Building a Better Tech Radar

How Zalando helps its engineering teams navigate the tech landscape

photo of Tim Lossen
Tim Lossen

Software Architect

Posted on Jan 25, 2018

How Zalando helps its engineering teams navigate the tech landscape

Zalando has more than 200 engineering teams, which regularly face tricky technology choices. To help them make good decisions, we created the Zalando Tech Radar as a "navigation" tool. Inspired by ThoughtWorks, it assigns each technology to one of four rings — Adopt, Trial, Assess and Hold — which represents the current consensus within Zalando. At the same time, the Tech Radar also serves as platform to share experience around relevant technologies and as a public showcase of technology adoption within Zalando.

The problem

How do you auto-generate a radar-like chart? At first, this seems trivial. Each technology (or "blip", in radar speak) is assigned to exactly one quadrant and one ring, resulting in 16 ring segments in total. But arranging blips inside each segment — in a way that looks "natural" — is surprisingly hard.

Our old approach

When we first published the Tech Radar in 2015, we researched how others had solved the layout problem, and found radar.js from Brett Dargan. This script uses polar coordinates, where each position is defined "by a distance from a reference point and an angle from a reference direction”. Polar coordinates make it easy to express the boundaries of ring segments in code. The script utilizes the popular D3.js library to render SVG — a vector graphics format that is supported by modern browsers.

So far, so good, but we still need to arrange blips inside each segment. We tried some heuristics like evenly spacing the blips, or alternating between two rows. But in the end, the layout either looked very rigid and artificial, had some blips overlapping others, or both. We fixed this by auto-generating the layout anyway, and then hand-tweaking selected coordinates.

A new hope

After fiddling with polar coordinates for two years, we decided that enough is enough. "This is ridiculous! There has to be a better way!" And indeed, the d3-force module provides "force-directed graph layout", where the layout of the graph is determined automatically, by simulating physical forces (like gravitation, cohesion or collision). Check out this cool example from Mike Bostock, or this step-by-step introduction.

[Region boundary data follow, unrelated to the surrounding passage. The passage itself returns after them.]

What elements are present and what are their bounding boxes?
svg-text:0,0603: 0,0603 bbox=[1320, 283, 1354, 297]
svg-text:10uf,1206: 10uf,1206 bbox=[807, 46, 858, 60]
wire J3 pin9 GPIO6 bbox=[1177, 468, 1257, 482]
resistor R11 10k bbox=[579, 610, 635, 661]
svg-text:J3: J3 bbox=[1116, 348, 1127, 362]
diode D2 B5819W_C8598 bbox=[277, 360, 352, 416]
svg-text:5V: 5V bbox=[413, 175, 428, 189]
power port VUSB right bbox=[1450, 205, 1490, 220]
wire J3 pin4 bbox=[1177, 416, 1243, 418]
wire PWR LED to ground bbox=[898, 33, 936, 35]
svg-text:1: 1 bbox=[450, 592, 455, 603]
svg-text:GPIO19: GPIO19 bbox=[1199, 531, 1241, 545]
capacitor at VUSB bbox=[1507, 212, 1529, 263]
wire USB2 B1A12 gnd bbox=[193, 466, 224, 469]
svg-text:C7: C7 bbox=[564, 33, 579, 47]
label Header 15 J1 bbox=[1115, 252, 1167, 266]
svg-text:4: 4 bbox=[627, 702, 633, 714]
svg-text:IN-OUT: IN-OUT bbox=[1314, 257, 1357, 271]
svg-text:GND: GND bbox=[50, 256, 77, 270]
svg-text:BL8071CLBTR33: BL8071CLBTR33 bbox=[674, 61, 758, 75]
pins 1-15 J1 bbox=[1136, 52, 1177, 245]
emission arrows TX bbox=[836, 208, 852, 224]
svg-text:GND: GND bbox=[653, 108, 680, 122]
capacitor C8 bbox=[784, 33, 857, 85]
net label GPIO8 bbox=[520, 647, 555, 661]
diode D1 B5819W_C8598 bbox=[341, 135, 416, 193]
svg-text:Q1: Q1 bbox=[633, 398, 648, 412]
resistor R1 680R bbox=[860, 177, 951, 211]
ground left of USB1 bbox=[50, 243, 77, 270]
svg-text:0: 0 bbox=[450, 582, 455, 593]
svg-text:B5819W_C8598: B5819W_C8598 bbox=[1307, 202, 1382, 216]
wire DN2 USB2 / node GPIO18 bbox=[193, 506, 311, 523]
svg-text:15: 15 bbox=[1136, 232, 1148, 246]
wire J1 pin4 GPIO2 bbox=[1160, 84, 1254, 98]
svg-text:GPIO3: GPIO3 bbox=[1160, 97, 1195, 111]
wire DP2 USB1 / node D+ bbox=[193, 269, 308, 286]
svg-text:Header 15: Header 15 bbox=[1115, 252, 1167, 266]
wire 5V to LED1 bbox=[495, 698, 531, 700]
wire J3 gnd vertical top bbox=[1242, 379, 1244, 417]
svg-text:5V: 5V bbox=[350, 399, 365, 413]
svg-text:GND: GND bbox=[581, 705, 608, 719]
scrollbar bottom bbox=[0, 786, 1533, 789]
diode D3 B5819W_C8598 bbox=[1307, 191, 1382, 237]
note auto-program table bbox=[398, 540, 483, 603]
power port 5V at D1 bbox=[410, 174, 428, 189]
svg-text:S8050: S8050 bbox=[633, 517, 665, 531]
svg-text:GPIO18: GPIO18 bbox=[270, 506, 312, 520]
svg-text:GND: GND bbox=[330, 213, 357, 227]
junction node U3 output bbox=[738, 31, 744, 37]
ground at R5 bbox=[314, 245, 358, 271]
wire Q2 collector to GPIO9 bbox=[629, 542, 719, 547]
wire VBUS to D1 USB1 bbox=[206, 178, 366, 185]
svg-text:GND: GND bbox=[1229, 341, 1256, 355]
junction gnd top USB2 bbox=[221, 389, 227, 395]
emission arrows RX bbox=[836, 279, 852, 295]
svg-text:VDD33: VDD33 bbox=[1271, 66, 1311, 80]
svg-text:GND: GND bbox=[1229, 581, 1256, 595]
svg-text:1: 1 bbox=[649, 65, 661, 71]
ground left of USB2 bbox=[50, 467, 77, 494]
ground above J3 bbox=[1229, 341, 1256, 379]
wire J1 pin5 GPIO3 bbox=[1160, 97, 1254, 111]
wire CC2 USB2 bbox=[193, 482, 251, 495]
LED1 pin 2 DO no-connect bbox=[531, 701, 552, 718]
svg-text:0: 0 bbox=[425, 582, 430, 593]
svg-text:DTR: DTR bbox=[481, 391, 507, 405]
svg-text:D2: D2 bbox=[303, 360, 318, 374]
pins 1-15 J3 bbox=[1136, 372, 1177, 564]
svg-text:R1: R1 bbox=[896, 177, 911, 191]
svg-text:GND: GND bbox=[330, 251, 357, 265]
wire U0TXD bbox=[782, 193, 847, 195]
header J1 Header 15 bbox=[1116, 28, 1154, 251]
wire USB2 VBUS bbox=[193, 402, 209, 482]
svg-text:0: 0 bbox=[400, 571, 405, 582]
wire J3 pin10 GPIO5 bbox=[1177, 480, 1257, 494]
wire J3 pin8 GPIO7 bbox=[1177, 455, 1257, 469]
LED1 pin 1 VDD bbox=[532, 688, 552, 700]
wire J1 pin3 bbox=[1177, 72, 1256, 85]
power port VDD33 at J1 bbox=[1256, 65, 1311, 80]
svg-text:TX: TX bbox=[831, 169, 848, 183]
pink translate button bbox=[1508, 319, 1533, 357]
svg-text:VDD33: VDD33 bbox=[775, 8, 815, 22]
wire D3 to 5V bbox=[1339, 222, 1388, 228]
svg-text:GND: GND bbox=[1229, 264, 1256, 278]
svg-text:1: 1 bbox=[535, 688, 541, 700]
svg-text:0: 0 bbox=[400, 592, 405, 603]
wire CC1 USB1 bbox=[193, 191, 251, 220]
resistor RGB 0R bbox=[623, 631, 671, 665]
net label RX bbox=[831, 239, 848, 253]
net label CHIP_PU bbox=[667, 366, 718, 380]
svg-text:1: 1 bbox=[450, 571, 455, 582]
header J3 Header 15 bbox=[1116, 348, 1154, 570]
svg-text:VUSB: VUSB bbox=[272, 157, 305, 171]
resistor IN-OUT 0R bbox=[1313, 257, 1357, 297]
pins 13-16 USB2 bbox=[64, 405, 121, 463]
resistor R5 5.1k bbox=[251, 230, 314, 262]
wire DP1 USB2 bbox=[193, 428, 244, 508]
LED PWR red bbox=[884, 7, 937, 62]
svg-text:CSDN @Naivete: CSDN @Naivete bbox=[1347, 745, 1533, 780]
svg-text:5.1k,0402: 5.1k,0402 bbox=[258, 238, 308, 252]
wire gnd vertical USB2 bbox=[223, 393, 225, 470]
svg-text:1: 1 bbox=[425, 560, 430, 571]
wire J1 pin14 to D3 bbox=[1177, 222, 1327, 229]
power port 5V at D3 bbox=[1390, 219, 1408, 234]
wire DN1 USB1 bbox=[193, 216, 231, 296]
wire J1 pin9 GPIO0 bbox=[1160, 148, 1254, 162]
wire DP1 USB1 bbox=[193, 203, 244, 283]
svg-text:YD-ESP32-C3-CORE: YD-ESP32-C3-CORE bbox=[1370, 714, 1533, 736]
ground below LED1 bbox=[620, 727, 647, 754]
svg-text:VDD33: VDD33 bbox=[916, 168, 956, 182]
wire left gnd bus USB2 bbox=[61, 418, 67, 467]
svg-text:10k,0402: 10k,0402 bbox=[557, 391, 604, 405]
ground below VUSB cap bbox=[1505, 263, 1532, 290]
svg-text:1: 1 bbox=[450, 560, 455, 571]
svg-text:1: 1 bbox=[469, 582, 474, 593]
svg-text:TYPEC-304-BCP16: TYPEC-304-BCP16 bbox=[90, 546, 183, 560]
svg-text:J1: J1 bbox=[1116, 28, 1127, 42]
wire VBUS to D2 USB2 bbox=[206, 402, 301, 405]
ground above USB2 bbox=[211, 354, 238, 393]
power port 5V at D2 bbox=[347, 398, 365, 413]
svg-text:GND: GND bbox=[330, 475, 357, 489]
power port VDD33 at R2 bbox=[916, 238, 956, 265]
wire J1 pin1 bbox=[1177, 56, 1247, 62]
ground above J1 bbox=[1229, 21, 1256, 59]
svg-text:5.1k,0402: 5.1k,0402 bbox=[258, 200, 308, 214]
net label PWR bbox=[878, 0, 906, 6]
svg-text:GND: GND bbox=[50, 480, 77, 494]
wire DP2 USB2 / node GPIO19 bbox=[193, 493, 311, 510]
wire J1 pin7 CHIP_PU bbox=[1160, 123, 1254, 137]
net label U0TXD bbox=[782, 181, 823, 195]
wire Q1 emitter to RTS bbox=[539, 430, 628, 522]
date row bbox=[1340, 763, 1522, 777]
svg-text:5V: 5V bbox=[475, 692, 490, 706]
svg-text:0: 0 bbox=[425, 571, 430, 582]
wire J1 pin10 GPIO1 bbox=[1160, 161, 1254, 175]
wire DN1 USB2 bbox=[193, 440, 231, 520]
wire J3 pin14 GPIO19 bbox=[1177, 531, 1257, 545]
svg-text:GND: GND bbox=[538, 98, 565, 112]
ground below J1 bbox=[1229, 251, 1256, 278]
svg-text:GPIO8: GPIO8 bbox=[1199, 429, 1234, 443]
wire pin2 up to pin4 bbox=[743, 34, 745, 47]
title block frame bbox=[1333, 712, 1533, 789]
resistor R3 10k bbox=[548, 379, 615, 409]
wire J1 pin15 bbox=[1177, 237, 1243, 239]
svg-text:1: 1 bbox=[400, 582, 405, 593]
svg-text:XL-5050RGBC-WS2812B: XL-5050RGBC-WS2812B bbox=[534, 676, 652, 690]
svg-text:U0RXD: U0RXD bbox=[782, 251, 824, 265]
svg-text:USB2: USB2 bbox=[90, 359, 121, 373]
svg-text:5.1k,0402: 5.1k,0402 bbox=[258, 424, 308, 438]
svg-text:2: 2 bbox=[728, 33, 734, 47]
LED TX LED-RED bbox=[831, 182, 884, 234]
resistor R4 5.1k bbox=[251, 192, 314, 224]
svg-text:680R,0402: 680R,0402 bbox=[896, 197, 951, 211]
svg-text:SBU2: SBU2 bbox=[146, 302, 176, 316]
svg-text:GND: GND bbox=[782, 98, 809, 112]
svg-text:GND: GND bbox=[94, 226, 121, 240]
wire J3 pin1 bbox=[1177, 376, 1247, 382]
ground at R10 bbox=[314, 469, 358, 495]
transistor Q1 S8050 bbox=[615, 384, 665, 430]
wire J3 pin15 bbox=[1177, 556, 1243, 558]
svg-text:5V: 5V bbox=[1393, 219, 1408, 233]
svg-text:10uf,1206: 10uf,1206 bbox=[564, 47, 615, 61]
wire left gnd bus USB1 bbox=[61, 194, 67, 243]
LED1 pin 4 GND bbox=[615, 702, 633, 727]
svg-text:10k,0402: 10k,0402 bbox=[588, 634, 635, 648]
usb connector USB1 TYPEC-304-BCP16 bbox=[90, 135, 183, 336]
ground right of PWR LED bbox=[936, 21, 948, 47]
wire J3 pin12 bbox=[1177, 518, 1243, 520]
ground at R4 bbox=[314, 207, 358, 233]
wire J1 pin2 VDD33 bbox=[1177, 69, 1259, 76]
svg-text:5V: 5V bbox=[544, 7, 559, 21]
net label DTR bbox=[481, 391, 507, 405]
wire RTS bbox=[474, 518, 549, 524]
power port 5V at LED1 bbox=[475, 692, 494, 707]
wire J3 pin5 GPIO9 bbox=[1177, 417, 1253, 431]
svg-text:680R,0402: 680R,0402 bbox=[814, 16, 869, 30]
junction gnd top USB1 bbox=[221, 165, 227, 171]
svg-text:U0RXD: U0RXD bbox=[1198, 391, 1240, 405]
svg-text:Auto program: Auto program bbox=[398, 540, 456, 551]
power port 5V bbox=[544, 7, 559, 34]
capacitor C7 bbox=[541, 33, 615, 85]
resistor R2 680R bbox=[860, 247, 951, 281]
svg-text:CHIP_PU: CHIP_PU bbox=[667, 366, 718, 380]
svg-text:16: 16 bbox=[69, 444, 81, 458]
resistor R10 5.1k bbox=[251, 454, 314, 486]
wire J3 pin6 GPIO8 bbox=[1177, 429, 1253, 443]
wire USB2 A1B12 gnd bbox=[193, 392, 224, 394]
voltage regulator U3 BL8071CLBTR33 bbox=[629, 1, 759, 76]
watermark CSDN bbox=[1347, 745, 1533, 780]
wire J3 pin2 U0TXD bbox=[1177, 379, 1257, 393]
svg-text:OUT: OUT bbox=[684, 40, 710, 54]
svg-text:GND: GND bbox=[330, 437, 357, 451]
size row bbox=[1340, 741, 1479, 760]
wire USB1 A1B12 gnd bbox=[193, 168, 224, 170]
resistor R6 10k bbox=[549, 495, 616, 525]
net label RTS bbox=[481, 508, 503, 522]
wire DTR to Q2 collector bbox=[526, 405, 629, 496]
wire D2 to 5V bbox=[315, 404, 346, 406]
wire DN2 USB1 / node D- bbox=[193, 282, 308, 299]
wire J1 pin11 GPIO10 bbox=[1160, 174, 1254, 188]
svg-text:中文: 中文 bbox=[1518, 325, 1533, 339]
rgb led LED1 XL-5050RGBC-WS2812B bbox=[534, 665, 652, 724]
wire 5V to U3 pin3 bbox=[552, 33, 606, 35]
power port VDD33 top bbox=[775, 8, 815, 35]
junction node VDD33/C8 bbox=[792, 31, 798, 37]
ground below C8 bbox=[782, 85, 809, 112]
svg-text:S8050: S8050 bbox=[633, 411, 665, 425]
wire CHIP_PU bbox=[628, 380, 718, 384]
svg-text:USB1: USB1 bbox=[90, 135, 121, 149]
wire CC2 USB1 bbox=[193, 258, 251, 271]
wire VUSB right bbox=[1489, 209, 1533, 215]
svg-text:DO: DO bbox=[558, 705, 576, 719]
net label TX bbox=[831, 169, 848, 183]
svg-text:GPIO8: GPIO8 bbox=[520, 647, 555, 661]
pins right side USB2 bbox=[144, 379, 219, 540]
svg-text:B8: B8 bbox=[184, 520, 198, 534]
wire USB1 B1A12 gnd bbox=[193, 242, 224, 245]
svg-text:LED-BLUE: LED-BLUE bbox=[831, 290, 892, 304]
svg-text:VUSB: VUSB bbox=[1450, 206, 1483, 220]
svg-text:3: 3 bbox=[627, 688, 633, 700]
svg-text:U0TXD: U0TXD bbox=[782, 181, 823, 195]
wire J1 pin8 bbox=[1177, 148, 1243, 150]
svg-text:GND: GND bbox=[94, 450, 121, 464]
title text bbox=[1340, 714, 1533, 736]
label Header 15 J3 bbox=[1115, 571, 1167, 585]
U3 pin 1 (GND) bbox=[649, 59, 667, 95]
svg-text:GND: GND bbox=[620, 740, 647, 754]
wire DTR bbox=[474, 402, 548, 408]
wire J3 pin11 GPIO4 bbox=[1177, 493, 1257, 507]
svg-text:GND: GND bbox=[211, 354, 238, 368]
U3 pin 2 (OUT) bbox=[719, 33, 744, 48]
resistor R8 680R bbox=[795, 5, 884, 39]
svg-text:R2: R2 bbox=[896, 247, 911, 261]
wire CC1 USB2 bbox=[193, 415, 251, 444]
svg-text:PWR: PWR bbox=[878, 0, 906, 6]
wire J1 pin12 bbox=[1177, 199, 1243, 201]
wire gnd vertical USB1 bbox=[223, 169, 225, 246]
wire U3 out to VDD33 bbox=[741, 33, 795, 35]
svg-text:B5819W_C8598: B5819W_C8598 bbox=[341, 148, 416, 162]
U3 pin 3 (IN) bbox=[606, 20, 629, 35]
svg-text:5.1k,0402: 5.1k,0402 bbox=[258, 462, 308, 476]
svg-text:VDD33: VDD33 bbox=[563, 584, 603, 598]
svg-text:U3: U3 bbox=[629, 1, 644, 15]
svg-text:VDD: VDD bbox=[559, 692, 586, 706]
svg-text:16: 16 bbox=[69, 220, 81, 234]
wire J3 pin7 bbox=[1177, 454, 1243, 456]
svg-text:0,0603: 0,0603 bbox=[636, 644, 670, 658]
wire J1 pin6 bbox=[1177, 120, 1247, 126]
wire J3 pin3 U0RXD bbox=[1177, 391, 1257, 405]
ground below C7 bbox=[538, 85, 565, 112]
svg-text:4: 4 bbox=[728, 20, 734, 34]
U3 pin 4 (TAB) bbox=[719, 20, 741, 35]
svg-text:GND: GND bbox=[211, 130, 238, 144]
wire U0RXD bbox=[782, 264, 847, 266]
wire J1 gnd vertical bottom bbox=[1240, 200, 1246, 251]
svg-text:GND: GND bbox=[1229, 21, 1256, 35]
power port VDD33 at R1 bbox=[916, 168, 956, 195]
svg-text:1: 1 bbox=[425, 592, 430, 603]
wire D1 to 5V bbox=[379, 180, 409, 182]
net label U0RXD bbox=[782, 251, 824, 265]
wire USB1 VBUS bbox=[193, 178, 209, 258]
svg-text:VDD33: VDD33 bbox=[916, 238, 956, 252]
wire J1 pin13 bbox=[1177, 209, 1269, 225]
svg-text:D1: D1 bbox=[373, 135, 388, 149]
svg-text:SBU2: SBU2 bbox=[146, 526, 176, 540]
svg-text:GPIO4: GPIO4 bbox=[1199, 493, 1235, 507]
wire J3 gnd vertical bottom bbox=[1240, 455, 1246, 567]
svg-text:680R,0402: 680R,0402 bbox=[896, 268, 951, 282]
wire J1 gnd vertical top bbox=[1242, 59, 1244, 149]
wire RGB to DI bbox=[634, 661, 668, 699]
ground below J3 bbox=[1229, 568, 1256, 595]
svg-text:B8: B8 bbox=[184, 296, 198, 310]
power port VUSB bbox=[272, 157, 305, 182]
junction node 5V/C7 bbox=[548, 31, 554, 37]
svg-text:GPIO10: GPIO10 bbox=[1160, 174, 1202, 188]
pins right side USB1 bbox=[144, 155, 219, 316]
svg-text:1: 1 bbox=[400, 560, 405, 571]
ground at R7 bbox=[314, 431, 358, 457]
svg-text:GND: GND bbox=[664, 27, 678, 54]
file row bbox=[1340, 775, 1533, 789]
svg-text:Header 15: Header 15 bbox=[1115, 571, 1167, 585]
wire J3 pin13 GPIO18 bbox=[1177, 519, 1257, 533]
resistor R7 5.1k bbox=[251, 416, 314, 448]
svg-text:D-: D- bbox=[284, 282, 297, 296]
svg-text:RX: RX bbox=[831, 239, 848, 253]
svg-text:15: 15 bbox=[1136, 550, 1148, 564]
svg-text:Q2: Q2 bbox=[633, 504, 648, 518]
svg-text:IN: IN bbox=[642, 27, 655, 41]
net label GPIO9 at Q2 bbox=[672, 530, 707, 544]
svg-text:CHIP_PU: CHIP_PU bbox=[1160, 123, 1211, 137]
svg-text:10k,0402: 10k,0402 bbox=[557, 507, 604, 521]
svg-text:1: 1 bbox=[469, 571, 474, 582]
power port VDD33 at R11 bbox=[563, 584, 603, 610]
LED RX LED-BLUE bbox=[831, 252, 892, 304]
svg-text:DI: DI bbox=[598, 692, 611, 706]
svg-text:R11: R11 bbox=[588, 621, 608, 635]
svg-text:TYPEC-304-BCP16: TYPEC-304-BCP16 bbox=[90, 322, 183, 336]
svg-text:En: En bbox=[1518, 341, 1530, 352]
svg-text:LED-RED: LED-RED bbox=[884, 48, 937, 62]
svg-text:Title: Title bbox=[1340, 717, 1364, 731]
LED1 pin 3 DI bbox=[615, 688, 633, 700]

So let's create a force-directed Radar layout! As it turns out, this works really great — except the challenge is now to keep each blip inside its segment.

Fencing with invisible blips

Our first idea was to use two kinds of blips:

  1. visible ones (representing technologies), which would be pushed around by forces
  2. invisible ones, which would be placed in fixed positions around the perimeter of each ring segment, and act like a fence:


This approach mostly works except that sometimes, when crowded, blips push each other so hard that one of them slips through the fence into the neighboring segment. Which completely ruins the visualization, of course, so we had to try something else.

The solution

In the end, the best way to keep blips "inside the box", is exactly that: a bounding box, which is applied on each simulation step. Actually, after some experimentation we settled on two bounding boxes for each segment: one in Cartesian space (to keep blips inside their quadrant)...


... and one in polar space (to keep blips inside their ring):


So, to recap, we start by placing blips randomly into each ring segment. When we run the simulation, a collision force ensures that blips stay away from each other; and our bounding boxes make sure that no blip can escape. But, are we finished?


Repeat after me

Although the Radar visualization is created on the fly (you can actually see the blips moving, if you watch closely), we want the result to be identical if the page is reloaded. This is why we use a custom random number generator; essentially, a function that returns a fixed sequence of "randomish" numbers. This ensures that the simulation always produces the same result.


And we are done: an auto-generated Radar visualization with "natural" spacing and without any overlaps, even in crowded ring segments:


We've even released the code on GitHub under MIT license. So feel free to go ahead and create your own Radar!